Autumn missed the fever but was suddenly struck by a wave of dizziness which nearly knocked her off her feet.
“Mistress Newling!” cried one of her staff, and she felt arms wrap around her from both sides.
“I’m fine,” she protested, trying to push the hands away. “Just tired.”
“Then you should sit down, Mistress,” said a voice. A male one. Damn, why couldn’t she remember his name? It was on the tip of her tongue. Her protests ignored she was guided to a seat.
This was better. Much better. Maybe she should just sit for a bit.
Pity Nicole wasn’t here. Where was Nicole?
Oh, right.
The raid.
Why wasn’t Sharon leading it? Or Nour?
And where had Caitlin disappeared to?
“DIANA, WHAT HAPPENED?” Whitmore demanded as the glare from the destruction of the Averroes faded from the exterior views.
“Unknown, Admiral. Analysis of data is underway.”

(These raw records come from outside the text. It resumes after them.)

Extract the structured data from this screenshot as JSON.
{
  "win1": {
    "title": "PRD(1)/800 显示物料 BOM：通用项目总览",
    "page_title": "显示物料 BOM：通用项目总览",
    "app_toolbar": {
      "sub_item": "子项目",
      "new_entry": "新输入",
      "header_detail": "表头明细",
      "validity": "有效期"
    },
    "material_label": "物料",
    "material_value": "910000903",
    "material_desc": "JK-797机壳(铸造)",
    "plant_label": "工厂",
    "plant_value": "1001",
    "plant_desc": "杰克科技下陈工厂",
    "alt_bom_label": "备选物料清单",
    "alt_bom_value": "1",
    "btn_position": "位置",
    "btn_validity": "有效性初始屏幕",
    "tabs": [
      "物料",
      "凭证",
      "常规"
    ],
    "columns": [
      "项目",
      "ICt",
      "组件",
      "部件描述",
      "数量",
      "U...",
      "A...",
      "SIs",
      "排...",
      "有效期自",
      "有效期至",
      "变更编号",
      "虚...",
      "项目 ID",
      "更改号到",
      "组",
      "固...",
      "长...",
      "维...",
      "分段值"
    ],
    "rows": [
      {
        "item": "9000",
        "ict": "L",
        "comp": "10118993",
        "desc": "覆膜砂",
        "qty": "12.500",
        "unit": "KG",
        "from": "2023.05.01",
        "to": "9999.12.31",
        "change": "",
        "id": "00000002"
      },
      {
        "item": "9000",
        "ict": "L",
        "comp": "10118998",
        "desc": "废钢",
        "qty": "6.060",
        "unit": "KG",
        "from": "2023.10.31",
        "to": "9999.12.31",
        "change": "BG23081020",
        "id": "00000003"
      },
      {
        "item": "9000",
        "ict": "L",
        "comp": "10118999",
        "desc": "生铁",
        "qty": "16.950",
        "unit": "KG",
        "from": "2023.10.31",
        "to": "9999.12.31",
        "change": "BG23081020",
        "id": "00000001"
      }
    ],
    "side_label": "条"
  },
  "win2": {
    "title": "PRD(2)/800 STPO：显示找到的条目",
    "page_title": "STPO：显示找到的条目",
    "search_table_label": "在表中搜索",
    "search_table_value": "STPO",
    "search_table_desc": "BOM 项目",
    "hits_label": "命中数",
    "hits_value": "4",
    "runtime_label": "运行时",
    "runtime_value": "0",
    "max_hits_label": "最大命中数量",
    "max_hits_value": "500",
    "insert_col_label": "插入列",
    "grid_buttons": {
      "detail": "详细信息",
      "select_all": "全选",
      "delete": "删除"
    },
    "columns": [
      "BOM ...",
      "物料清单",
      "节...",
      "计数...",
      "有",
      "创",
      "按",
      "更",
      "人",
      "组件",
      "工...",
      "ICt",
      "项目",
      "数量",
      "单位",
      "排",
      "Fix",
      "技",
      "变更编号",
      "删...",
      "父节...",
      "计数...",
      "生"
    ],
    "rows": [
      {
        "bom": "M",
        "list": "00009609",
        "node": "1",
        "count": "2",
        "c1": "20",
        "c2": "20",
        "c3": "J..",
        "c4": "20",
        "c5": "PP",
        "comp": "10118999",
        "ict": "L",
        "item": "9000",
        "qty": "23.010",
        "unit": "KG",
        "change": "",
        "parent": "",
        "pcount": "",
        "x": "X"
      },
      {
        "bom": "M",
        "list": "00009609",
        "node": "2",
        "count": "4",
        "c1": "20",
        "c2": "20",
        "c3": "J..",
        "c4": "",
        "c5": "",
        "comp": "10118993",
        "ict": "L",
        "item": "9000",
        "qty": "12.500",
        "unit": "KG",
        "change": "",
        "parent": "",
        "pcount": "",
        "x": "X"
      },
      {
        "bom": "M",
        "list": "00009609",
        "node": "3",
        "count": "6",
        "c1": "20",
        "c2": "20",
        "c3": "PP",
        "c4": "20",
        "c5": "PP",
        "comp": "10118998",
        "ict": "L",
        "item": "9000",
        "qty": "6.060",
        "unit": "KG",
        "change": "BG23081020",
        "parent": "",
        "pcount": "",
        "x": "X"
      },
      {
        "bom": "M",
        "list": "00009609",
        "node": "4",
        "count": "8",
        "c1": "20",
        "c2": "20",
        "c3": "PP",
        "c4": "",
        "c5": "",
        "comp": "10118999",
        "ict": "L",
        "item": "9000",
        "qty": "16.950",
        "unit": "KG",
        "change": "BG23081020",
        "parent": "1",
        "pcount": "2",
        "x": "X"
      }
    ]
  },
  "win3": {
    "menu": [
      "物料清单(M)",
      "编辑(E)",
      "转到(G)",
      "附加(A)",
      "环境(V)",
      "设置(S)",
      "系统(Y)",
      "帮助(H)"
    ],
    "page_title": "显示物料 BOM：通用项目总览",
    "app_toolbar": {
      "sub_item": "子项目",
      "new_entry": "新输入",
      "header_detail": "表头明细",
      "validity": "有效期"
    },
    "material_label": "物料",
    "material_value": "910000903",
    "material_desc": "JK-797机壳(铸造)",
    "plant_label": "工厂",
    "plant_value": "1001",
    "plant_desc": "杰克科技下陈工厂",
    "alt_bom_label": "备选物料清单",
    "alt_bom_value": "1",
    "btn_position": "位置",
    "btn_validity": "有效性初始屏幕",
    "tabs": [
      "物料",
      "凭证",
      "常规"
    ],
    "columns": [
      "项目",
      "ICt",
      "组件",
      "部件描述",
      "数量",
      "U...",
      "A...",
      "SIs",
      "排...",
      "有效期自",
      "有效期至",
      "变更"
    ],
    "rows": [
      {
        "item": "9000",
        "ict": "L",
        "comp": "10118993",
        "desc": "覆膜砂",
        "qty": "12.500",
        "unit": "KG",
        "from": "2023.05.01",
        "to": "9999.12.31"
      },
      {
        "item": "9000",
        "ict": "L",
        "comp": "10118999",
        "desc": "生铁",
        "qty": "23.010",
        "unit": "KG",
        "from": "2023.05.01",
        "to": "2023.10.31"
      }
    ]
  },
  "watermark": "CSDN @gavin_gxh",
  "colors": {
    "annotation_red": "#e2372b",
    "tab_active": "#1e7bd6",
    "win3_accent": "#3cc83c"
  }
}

“Doesn’t matter,” Whitmore amended. “Forget the Martian fleet; they’re too far away to be any threat right now. Continue to move the D2 to support the conversions. Rob, bring up the lasers. We’re going to have to take care of them on our own. Prioritize the largest ships.”
Two of the six primary lasers could bear on the incoming ships; at six petawatts each, they had power to spare. The problem, as Whitmore saw it, was three-fold. First, lasers were lightspeed weapons, and even though their targets were less than half a light-second away, they were also closing the gap at 200 KPS. They were coming in stupid, on straight-line, least-time courses, but they were still changing positions. Second, they were coming in straight, which meant they were presenting the smallest possible cross-section for the lasers to target. Admittedly this was still tens of meters, but meters at multiple thousands of kilometers meant a tiny misalignment would result in a miss.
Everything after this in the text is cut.